I work in insurance. There are some places in Cyprus where landslip and earthquakes are excluded from many providers policies. One such example is Pisssouri. Many insurers will not take on stand alone contents insurance i.e. a tenant in a rented property. They may accept contents insurance in this circumstance when the insured hass other policies such as motor with the same insurer.


----------



## Baywatch (Mar 30, 2014)

GSmith said:


> I work in insurance. There are some places in Cyprus where landslip and earthquakes are excluded from many providers policies. One such example is Pisssouri. Many insurers will not take on stand alone contents insurance i.e. a tenant in a rented property. They may accept contents insurance in this circumstance when the insured hass other policies such as motor with the same insurer.


It is a catastrophe for the hit owners in Pissouri. 3 houses slid almost down in the valley 2001. Now 2 more owners has been ordered to evacuate immediately. Perhaps 50 houses are at risk. And no one take responsibility. The owners of the 2001 cases has not got one cent yet. 

For me the government must step in and take responsibility for this. Its a scandal


----------



## GSmith (Nov 9, 2015)

From memory the 2001 cases wer built without permission.
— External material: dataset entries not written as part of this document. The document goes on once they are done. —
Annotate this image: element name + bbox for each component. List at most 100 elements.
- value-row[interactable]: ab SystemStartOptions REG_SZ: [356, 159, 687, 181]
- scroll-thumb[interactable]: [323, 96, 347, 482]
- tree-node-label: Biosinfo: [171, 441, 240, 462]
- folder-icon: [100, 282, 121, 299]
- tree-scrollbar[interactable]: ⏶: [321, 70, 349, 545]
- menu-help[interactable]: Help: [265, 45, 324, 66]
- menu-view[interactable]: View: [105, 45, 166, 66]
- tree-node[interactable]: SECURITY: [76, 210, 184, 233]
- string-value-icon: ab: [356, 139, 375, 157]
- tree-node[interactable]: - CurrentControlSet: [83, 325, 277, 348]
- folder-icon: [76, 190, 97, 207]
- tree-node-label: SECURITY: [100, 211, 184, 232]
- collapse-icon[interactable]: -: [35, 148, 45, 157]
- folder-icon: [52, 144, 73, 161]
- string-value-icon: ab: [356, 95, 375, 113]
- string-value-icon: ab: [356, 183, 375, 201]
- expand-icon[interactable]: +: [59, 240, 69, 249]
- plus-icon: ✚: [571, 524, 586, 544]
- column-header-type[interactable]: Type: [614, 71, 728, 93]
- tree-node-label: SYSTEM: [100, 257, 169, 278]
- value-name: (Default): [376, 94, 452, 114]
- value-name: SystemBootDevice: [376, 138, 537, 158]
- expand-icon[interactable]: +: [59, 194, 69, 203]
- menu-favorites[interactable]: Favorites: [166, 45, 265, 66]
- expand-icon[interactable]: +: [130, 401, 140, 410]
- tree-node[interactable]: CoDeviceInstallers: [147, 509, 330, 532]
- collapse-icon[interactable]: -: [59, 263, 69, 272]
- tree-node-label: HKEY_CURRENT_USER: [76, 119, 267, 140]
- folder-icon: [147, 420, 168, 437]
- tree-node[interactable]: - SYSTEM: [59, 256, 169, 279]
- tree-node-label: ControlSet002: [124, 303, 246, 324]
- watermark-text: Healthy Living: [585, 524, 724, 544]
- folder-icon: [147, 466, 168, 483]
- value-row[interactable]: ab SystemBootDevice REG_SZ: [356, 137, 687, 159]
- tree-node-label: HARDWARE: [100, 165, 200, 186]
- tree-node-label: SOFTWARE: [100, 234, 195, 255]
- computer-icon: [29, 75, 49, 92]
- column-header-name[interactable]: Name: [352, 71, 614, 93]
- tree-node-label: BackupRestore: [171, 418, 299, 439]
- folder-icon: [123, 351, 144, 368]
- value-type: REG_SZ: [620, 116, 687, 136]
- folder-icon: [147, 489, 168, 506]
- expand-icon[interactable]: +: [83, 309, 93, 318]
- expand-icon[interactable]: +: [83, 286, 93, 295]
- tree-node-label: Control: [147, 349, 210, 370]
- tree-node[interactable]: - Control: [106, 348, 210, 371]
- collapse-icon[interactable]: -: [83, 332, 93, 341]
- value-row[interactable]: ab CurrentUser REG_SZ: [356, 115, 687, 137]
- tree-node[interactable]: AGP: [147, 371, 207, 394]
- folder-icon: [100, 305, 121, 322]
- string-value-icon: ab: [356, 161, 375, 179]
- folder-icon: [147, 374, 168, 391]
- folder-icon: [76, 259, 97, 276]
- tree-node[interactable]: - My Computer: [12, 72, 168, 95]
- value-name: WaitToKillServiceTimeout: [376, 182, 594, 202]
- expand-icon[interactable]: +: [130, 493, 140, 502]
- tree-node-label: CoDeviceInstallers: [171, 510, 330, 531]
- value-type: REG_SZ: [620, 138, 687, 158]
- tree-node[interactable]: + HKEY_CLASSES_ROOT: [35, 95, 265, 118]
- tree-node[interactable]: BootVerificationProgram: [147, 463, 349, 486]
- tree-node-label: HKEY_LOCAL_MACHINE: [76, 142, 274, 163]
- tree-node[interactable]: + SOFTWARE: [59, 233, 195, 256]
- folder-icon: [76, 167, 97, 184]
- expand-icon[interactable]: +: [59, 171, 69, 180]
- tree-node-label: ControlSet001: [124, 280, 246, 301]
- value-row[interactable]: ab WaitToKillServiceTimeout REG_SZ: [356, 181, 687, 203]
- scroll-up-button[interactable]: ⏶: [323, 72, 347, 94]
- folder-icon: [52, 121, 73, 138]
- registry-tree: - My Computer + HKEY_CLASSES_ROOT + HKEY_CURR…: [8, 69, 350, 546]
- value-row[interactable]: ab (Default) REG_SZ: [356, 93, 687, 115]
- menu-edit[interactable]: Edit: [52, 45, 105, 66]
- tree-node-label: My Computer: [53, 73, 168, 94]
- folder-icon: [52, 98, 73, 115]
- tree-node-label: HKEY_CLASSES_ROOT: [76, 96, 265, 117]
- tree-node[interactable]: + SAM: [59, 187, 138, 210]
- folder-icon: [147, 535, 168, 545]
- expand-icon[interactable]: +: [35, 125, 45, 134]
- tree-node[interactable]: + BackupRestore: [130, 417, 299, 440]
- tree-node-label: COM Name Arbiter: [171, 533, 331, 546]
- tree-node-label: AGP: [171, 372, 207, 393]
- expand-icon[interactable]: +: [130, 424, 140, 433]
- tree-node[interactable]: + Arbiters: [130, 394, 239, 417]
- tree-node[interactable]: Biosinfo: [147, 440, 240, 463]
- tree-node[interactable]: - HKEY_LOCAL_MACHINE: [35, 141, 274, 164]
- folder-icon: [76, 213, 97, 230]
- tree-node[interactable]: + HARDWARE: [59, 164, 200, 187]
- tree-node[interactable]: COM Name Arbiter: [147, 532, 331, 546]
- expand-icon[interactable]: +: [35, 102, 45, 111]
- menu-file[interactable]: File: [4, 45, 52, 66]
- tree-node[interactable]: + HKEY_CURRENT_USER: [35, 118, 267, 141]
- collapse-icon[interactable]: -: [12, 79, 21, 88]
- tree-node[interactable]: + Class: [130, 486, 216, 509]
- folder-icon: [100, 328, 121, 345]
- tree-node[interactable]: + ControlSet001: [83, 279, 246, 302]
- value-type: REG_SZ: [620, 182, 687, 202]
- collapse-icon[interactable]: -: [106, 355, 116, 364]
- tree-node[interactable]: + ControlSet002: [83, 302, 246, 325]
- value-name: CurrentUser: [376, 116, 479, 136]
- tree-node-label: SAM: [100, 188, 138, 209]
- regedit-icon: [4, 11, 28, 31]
I'm sure I'll be corrected if wrong


----------



## David_&_Letitia (Jul 8, 2012)

Baywatch said:


> For me the government must step in and take responsibility for this. Its a scandal


I can't understand why the government needs to take responsibility for this?


----------



## bencooper (Mar 20, 2013)

David_&_Letitia said:


> I can't understand why the government needs to take responsibility for this?


Probably because Building Control is a Government body set up to prevent houses being constructed to substandard design (example, seismic) and/or on unsuitable ground (eg unstable slopes, clay or reclaimed ground) and, importantly, whether title deeds should be issued for properties built without Building Control permission and inspection through the process. They have powers to order removal of any unauthorised constructions (as is the case in UK).


----------



## Baywatch (Mar 30, 2014)

David_&_Letitia said:


> I can't understand why the government needs to take responsibility for this?


Because these houses were all built after geological surveys and with permission from the government authority. The locals from beginning told the surveyors about the problems but they choose to ignore it. Even the name of the area should give them a hint. Limnes, which means lake

3 years ago this gap was less than 10cm wide, it has now reached 40cm despite the government taking the position that there is no ground movement in Limnes


----------